A UKIP spokesman said "quite a few thousand" supporters turned up to their "Brexit Betrayal" march alongside controversial activist Tommy Robinson.
Marching in opposition were anti-fascist groups and Labour-backed campaigners.
A spokeswoman said 15,000 turned up to oppose Mr Robinson's rally.
Laura Parker of Labour grassroots group Momentum claimed their counter-demonstration "vastly" outnumbered UKIP's "nearly five to one".
She said: "Even with the UKIP machine in tow, he [Robinson] only managed to bring a few thousand supporters out on the streets while we mobilised nearly 15,000 to march against his racism and bigotry."
Police have not provided an estimate of crowd sizes.
At the scene
By Richard Galpin
Despite fears there could be clashes between the pro and anti-Brexiteers today, the marches which streamed through the streets of central London passed off peacefully.
Thousands of people took part on both sides of the divide, making their feelings known ahead of the key vote in parliament due to take place on Tuesday.
Those marching under the UKIP banner called for Theresa May's Brexit deal to be dumped.
One demonstrator carried an effigy of the prime minister describing her as a traitor, while another held a model scaffold and hangman's noose.
Later in a rally close to parliament and Downing Street, the UKIP leader Gerrard Batten said it had been an achievement to get the far-right activist Tommy Robinson involved in the demonstration.
Mr Robinson who denies claims he is a racist and fascist, joined the front of the march saying it was "a beautiful day."
Scotland Yard imposed restrictions on both marches and urged people to protest peacefully.
Mr Robinson and his supporters gathered outside the Houses of Parliament where they were addressed by UKIP leader Gerard Batten.
The former English Defence League leader was recently appointed as an adviser to Mr Batten, prompting a number of people to resign from the party, including former leader Nigel Farage,
Mr Batten told the crowd: "If Parliament does not take Britain out of the European Union it will be the biggest constitutional crisis since the English Civil War.
"In 1642 the king put himself in opposition to parliament.
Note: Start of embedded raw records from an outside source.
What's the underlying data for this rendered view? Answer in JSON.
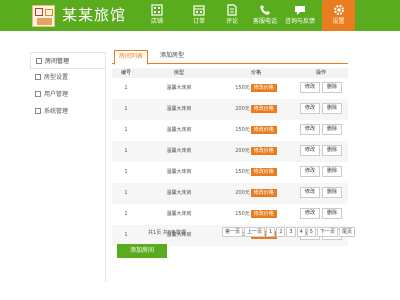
{
  "app": {
    "brand": "某某旅馆"
  },
  "nav": [
    {
      "label": "店铺",
      "icon": "building-icon"
    },
    {
      "label": "订单",
      "icon": "calendar-icon"
    },
    {
      "label": "评论",
      "icon": "document-icon"
    },
    {
      "label": "客服电话",
      "icon": "phone-icon"
    },
    {
      "label": "咨询与反馈",
      "icon": "chat-icon"
    },
    {
      "label": "设置",
      "icon": "gear-icon"
    }
  ],
  "colors": {
    "brand_green": "#5aac1e",
    "accent_orange": "#e97c1e"
  },
  "sidebar": {
    "items": [
      {
        "label": "房间管理"
      },
      {
        "label": "房型设置"
      },
      {
        "label": "用户管理"
      },
      {
        "label": "系统管理"
      }
    ]
  },
  "tabs": [
    {
      "label": "房间列表"
    },
    {
      "label": "添加房型"
    }
  ],
  "table": {
    "headers": [
      "编号",
      "房型",
      "价格",
      "操作"
    ],
    "rows": [
      {
        "id": "1",
        "type": "温馨大床房",
        "price": "150元",
        "tag": "修改价格",
        "edit": "修改",
        "delete": "删除"
      },
      {
        "id": "1",
        "type": "温馨大床房",
        "price": "200元",
        "tag": "修改价格",
        "edit": "修改",
        "delete": "删除"
      },
      {
        "id": "1",
        "type": "温馨大床房",
        "price": "150元",
        "tag": "修改价格",
        "edit": "修改",
        "delete": "删除"
      },
      {
        "id": "1",
        "type": "温馨大床房",
        "price": "200元",
        "tag": "修改价格",
        "edit": "修改",
        "delete": "删除"
      },
      {
        "id": "1",
        "type": "温馨大床房",
        "price": "150元",
        "tag": "修改价格",
        "edit": "修改",
        "delete": "删除"
      },
      {
        "id": "1",
        "type": "温馨大床房",
        "price": "200元",
        "tag": "修改价格",
        "edit": "修改",
        "delete": "删除"
      },
      {
        "id": "1",
        "type": "温馨大床房",
        "price": "150元",
        "tag": "修改价格",
        "edit": "修改",
        "delete": "删除"
      },
      {
        "id": "1",
        "type": "温馨大床房",
        "price": "200元",
        "tag": "修改价格",
        "edit": "修改",
        "delete": "删除"
      }
    ]
  },
  "pager": {
    "info": "共1页 共8条数据",
    "first": "第一页",
    "prev": "上一页",
    "pages": [
      "1",
      "2",
      "3",
      "4",
      "5"
    ],
    "next": "下一页",
    "last": "尾页"
  },
  "actions": {
    "submit_label": "添加房间"
  }
}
Parliament won and the king lost his head."
Weyman Bennett, of Stand Up To Racism and one of the counter-protest organisers, said: "I believe that the majority of people in this country reject fascism and racism.
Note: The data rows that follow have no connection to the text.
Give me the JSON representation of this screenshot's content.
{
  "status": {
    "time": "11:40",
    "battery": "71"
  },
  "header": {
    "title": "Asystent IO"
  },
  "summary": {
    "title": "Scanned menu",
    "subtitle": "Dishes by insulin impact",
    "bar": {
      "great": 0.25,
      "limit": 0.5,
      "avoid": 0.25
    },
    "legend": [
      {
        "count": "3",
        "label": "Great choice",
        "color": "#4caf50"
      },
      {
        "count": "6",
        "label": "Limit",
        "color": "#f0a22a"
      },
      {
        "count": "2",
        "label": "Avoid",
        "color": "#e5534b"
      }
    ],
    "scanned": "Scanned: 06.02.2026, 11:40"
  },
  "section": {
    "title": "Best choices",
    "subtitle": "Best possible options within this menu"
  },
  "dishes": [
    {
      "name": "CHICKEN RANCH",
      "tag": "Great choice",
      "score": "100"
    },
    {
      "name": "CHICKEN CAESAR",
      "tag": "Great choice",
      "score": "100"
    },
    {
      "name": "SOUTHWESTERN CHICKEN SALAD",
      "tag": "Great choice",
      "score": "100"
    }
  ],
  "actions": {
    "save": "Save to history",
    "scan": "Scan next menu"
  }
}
"There's deep concern in Britain about the growth of the far right in this country, under the guise of Tommy Robinson and UKIP."
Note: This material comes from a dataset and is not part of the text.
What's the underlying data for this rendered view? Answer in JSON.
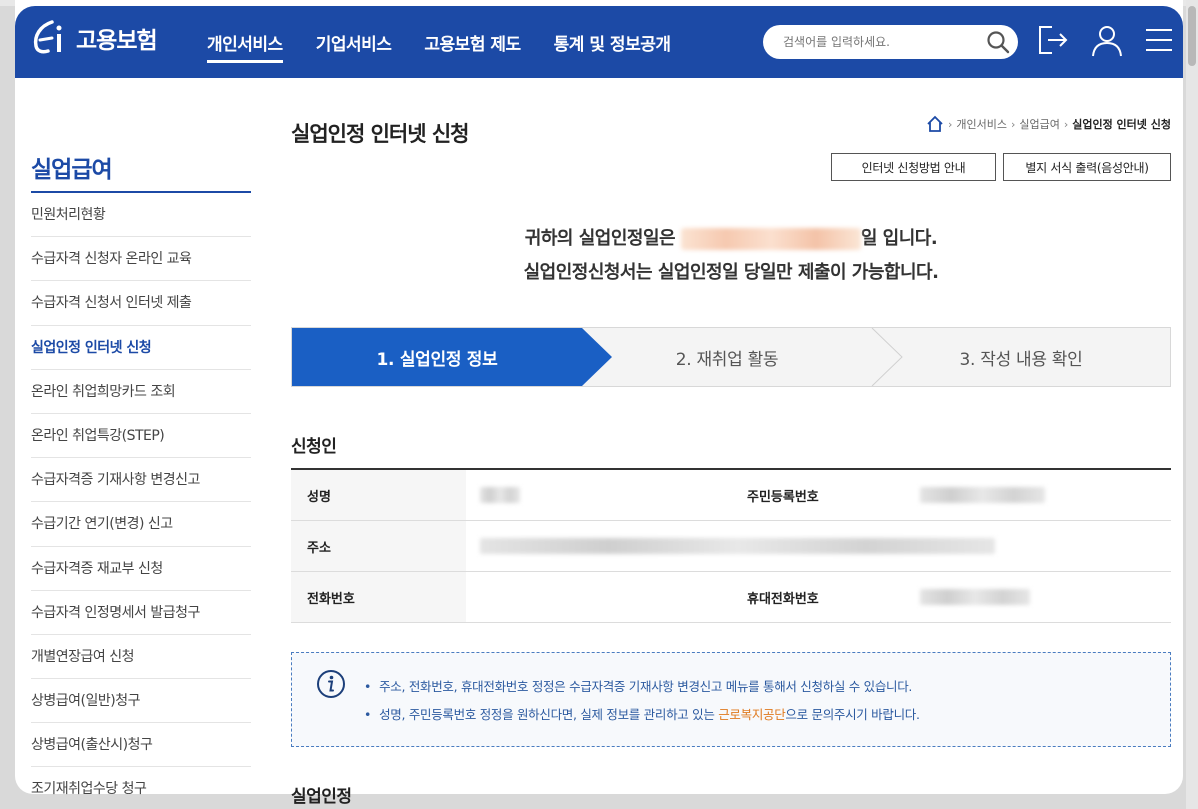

He added: "We are excited about the amount of women organisers, Muslim groups and trade unions that have come out.
UKIP had earlier predicted its "Brexit Betrayal" march would be "the largest pro-Brexit event of the year", with party leader Gerard Batten telling supporters it was the "only pro-Brexit rally to be held before the vote next week".
Labour's shadow chancellor, John McDonnell, had urged people to join the rally against Mr Robinson, whose real name is Stephen Yaxley-Lennon.
Scotland Yard said it had imposed conditions - which include the marches sticking to planned routes and limits on the time they could take place.
Mr Robinson and his supporters met outside the Dorchester hotel on Park Lane before marching along a pre-determined route to Westminster.
Police barriers separated them from the counter-protesters, who had gathered outside the BBC's Portland Place headquarters prior to marching to Whitehall.